Faust oder John Peel gaben der kosmischen Musik in den 70ern ihren Namen. Faust spielten da schon in der Zukunft; nahmen Industrial vorweg, einen der innovativsten und provokantesten Begleiter von Punk. Ihr hypnotischer Mix aus stoisch wiederholten Rhythmen und übereinander geschichteten Soundblöcken war und ist Rock jenseits der Stadionbespaßung. Dabei verfügt die Band über einen ordentlichen Schuß anarchistischen Humors.

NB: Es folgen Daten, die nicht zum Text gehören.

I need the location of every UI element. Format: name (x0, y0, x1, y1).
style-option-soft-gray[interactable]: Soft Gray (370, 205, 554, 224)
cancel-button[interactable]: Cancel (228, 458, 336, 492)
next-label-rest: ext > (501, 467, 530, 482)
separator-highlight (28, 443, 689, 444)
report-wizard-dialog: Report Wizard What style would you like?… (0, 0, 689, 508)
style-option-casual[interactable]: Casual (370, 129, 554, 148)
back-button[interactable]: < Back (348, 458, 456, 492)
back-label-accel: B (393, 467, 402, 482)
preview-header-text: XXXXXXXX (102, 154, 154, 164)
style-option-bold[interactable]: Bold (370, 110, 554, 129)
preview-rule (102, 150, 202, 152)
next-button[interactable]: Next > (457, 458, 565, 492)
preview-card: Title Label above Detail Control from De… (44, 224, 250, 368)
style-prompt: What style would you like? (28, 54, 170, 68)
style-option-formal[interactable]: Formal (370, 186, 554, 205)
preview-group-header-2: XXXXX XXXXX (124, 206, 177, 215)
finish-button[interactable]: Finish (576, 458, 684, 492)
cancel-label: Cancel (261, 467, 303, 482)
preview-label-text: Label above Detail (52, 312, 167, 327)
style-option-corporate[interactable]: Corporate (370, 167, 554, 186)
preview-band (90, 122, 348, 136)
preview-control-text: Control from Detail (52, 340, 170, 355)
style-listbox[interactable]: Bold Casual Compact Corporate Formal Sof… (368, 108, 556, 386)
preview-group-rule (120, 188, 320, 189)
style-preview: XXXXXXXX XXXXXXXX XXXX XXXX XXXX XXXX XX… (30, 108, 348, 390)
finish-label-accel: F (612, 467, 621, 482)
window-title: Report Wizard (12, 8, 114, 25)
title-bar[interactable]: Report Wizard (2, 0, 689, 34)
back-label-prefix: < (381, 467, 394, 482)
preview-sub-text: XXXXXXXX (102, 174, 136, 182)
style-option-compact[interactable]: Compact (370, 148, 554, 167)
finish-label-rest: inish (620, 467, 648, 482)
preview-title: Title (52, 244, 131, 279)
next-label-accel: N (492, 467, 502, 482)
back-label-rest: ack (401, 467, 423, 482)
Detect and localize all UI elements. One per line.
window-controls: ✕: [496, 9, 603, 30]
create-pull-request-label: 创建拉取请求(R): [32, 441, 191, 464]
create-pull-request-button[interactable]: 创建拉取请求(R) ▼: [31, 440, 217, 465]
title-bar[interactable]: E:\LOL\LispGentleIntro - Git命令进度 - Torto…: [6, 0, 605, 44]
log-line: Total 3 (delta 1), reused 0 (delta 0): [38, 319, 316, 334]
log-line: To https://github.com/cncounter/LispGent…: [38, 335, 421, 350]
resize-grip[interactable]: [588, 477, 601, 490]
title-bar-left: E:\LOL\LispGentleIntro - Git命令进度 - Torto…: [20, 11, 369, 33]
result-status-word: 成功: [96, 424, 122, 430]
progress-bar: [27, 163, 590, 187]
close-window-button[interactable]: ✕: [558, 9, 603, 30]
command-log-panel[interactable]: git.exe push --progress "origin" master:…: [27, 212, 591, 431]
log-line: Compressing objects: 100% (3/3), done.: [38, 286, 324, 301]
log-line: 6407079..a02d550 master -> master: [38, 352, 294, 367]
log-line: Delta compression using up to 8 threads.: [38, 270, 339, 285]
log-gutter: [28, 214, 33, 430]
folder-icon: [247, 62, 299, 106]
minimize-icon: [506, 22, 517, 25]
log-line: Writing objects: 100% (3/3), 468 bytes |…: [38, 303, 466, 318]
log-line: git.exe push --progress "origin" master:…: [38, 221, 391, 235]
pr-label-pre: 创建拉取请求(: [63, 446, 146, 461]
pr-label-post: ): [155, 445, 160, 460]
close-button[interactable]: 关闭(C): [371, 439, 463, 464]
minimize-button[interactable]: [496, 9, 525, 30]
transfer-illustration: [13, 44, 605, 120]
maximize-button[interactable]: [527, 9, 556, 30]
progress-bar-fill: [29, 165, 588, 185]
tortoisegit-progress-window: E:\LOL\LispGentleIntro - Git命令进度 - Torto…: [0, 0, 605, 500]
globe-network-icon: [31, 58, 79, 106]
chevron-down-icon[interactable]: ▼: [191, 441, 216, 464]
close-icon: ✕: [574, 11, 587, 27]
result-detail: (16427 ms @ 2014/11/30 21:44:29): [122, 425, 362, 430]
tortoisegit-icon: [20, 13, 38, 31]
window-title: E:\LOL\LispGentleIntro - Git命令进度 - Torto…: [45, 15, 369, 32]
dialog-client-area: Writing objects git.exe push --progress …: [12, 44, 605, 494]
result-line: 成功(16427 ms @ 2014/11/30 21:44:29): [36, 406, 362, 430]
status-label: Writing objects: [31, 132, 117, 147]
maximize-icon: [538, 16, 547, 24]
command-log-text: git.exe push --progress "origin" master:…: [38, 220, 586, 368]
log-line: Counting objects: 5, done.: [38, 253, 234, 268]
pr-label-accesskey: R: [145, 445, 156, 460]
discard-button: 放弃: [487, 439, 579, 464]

Man kann das prüfen, indem man sich die jetzt wiederveröffentlichten ersten Alben »Faust« (1971) und »So Far« (zugänglicher, 1972) anhört. Dazu noch das Reissue ihrer ersten und einzigen Polydor-Single »So Far/It’s A Bit Of Pain« auf 7’’ – das sind die Dinger, die man nicht in den iPod tun kann. Oder man greift gleich zum neuen Doppelalbum »Faust Is Last«. »Brumm und Blech« heißt der erste, noch langsam-zerrende Track, der in das Space-Jazz-Stück »Imperial Lover« übergeht. Dann kommt der Bruch: Motorenrock, eine schlingernde Orgel und Stimmfetzen: »Feed The Greed«. Ein ähnliches Stück mit heftigem Schreibmaschinenrhythmus heißt »Steinbrand«.

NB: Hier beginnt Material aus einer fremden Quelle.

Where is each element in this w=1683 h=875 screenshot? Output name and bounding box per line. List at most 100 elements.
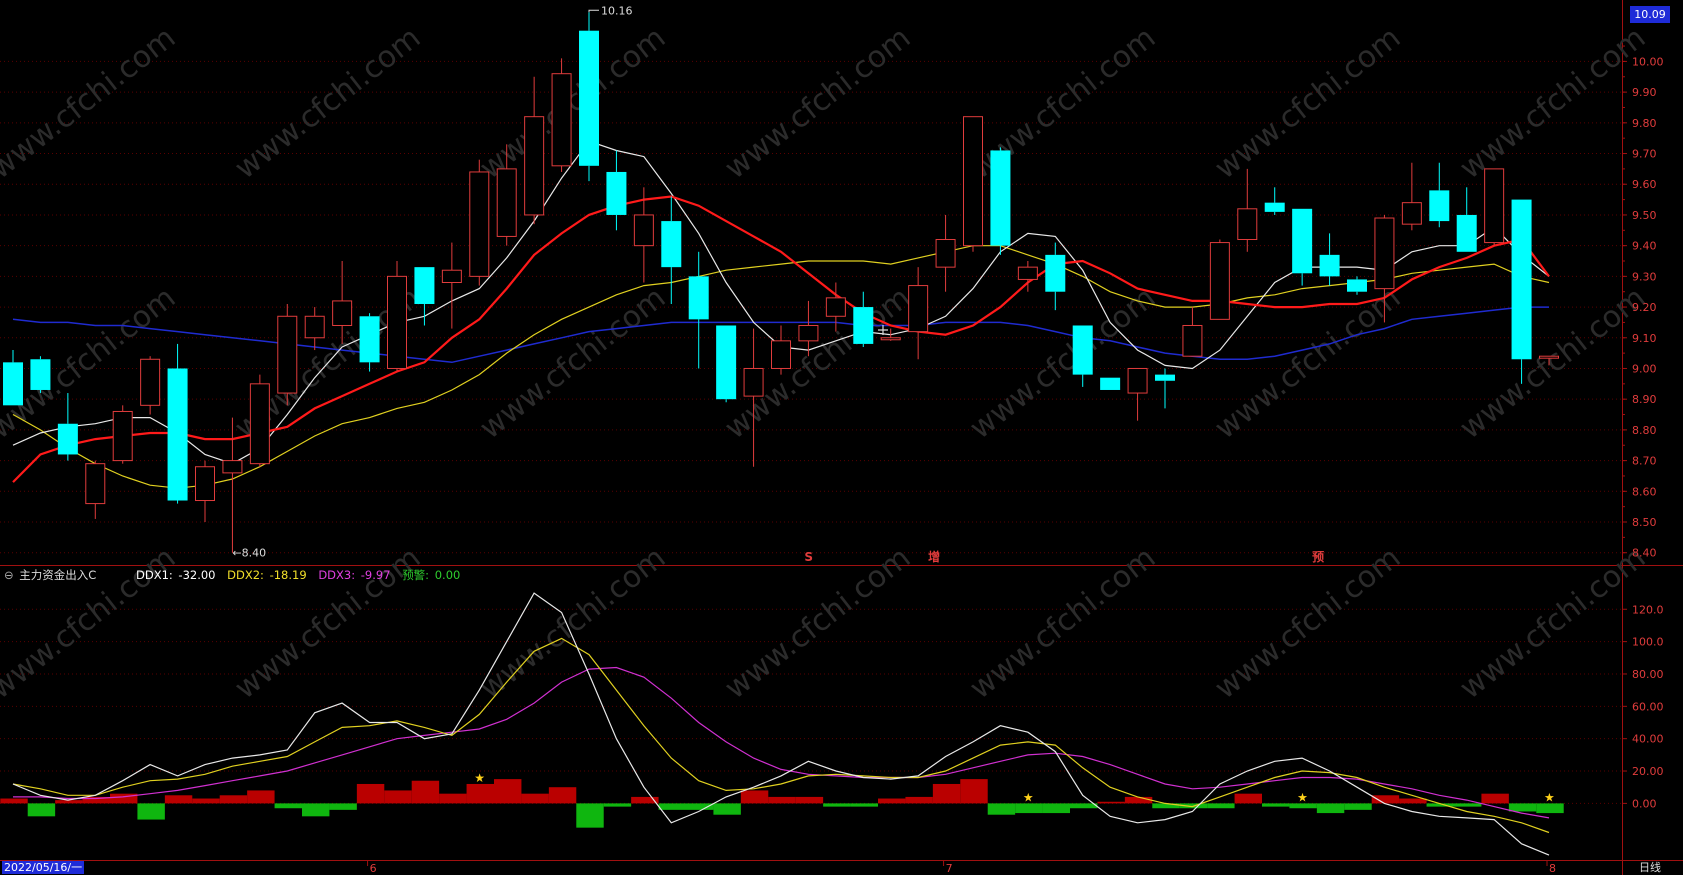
candle-down xyxy=(359,313,380,372)
candle-body xyxy=(633,214,654,247)
candle-up xyxy=(524,76,545,225)
indicator-bar-green xyxy=(1508,803,1537,812)
candle-up xyxy=(469,159,490,286)
candle-body xyxy=(688,276,709,320)
candle-body xyxy=(1237,208,1258,241)
indicator-name[interactable]: 主力资金出入C xyxy=(19,568,96,582)
candle-body xyxy=(798,324,819,342)
price-tick-label: 9.70 xyxy=(1632,148,1657,161)
indicator-tick-label: 80.00 xyxy=(1632,668,1664,681)
indicator-bar-green xyxy=(1454,803,1482,807)
indicator-bar-red xyxy=(494,779,522,804)
indicator-bar-red xyxy=(219,795,248,804)
candle-body xyxy=(1209,242,1230,320)
price-tick-label: 8.60 xyxy=(1632,485,1657,498)
candle-down xyxy=(688,251,709,369)
indicator-bar-green xyxy=(302,803,330,817)
indicator-bar-red xyxy=(1097,801,1125,804)
candle-body xyxy=(1319,254,1340,277)
candle-body xyxy=(880,337,901,341)
indicator-tick-label: 40.00 xyxy=(1632,733,1664,746)
candle-body xyxy=(1484,168,1505,244)
candle-down xyxy=(1264,187,1285,215)
candle-up xyxy=(1237,168,1258,252)
price-tick-label: 8.70 xyxy=(1632,455,1657,468)
watermark-text: www.cfchi.com xyxy=(718,20,917,186)
month-label: 7 xyxy=(946,862,953,875)
candle-down xyxy=(414,267,435,326)
watermark-text: www.cfchi.com xyxy=(718,280,917,446)
watermark-text: www.cfchi.com xyxy=(473,280,672,446)
candle-down xyxy=(606,150,627,231)
indicator-bar-red xyxy=(164,795,193,804)
candle-body xyxy=(1401,202,1422,225)
indicator-bar-green xyxy=(686,803,714,810)
ddx3-label: DDX3: xyxy=(318,568,356,582)
indicator-bar-green xyxy=(1207,803,1235,809)
start-date-label: 2022/05/16/一 xyxy=(2,861,85,874)
candle-body xyxy=(1045,254,1066,292)
candle-down xyxy=(1292,208,1313,286)
indicator-bar-green xyxy=(1015,803,1043,814)
price-tick-label: 9.50 xyxy=(1632,209,1657,222)
indicator-bar-green xyxy=(1042,803,1070,814)
candle-body xyxy=(825,297,846,317)
stock-chart[interactable]: www.cfchi.com www.cfchi.com www.cfchi.com w… xyxy=(0,0,1683,875)
month-label: 6 xyxy=(370,862,377,875)
indicator-bar-red xyxy=(356,783,385,804)
candle-body xyxy=(1456,214,1477,252)
indicator-bar-green xyxy=(823,803,851,807)
price-tick-label: 9.90 xyxy=(1632,86,1657,99)
candle-down xyxy=(167,343,188,504)
candle-down xyxy=(1347,276,1367,295)
candle-up xyxy=(1127,367,1148,421)
candle-up xyxy=(441,242,462,329)
indicator-bar-green xyxy=(137,803,165,820)
candle-body xyxy=(85,463,106,505)
star-mark: ★ xyxy=(474,771,485,785)
indicator-bar-green xyxy=(603,803,632,807)
candle-up xyxy=(277,303,298,406)
candle-body xyxy=(1017,266,1038,280)
indicator-bar-red xyxy=(878,798,906,804)
candle-body xyxy=(1182,324,1203,357)
period-label[interactable]: 日线 xyxy=(1639,861,1661,875)
candle-body xyxy=(853,307,874,344)
candle-body xyxy=(551,73,572,167)
max-price-arrow xyxy=(588,9,599,13)
indicator-bar-red xyxy=(1371,795,1400,804)
candle-body xyxy=(1155,374,1175,381)
indicator-bar-red xyxy=(1481,793,1509,804)
indicator-collapse-icon[interactable]: ⊖ xyxy=(4,568,14,582)
watermark-text: www.cfchi.com xyxy=(1208,280,1407,446)
indicator-bar-red xyxy=(932,783,961,804)
indicator-bar-red xyxy=(0,798,28,804)
indicator-bar-green xyxy=(1316,803,1345,814)
price-tick-label: 8.80 xyxy=(1632,424,1657,437)
candle-body xyxy=(496,168,517,237)
indicator-bar-red xyxy=(740,790,769,804)
indicator-bar-green xyxy=(27,803,56,817)
price-tick-label: 9.10 xyxy=(1632,332,1657,345)
candle-down xyxy=(1100,377,1121,390)
candle-up xyxy=(935,214,956,292)
month-label: 8 xyxy=(1549,862,1556,875)
price-tick-label: 9.20 xyxy=(1632,301,1657,314)
candle-down xyxy=(716,325,737,403)
indicator-tick-label: 0.00 xyxy=(1632,797,1657,810)
indicator-bar-green xyxy=(1262,803,1290,807)
candle-up xyxy=(249,374,270,467)
watermark-text: www.cfchi.com xyxy=(228,20,427,186)
candle-body xyxy=(661,221,682,268)
candle-body xyxy=(304,315,325,339)
candle-up xyxy=(387,261,407,372)
indicator-bar-green xyxy=(1344,803,1372,810)
candle-body xyxy=(414,267,435,304)
candle-up xyxy=(304,307,325,351)
indicator-bar-red xyxy=(1234,793,1262,804)
candle-body xyxy=(524,116,545,216)
candle-down xyxy=(1155,368,1175,409)
price-tick-label: 10.00 xyxy=(1632,55,1664,68)
ddx1-label: DDX1: xyxy=(135,568,173,582)
candle-body xyxy=(57,423,78,455)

In dem Stück »X-Ray« spielt Alfred Harth Saxophon – Krautrock und freierer Jazz wohnen nicht weit voneinander entfernt. Am Ende der ersten Platte steht gar eine Pianoballade namens »Day Out«. Die zweite ist weniger collagenhaft und atmosphärischer. »Karneval« hat ein leicht orientalisches Gepräge, und »Ozean« erinnert ein wenig an Velvet Undergound. Damit keine wohlfeile Gemütlichkeit aufkommt, gibt es zwischendrin »InButOut«, einen geklöppelten und getrommelten Geniestreich, zu dem die Berlinerin Alexandra von Bolz’n singt. Es dürfte Zeitgenossen geben, die das, was sie da tut, nicht Gesang nennen wollen. Mögen sie weiterdämmern.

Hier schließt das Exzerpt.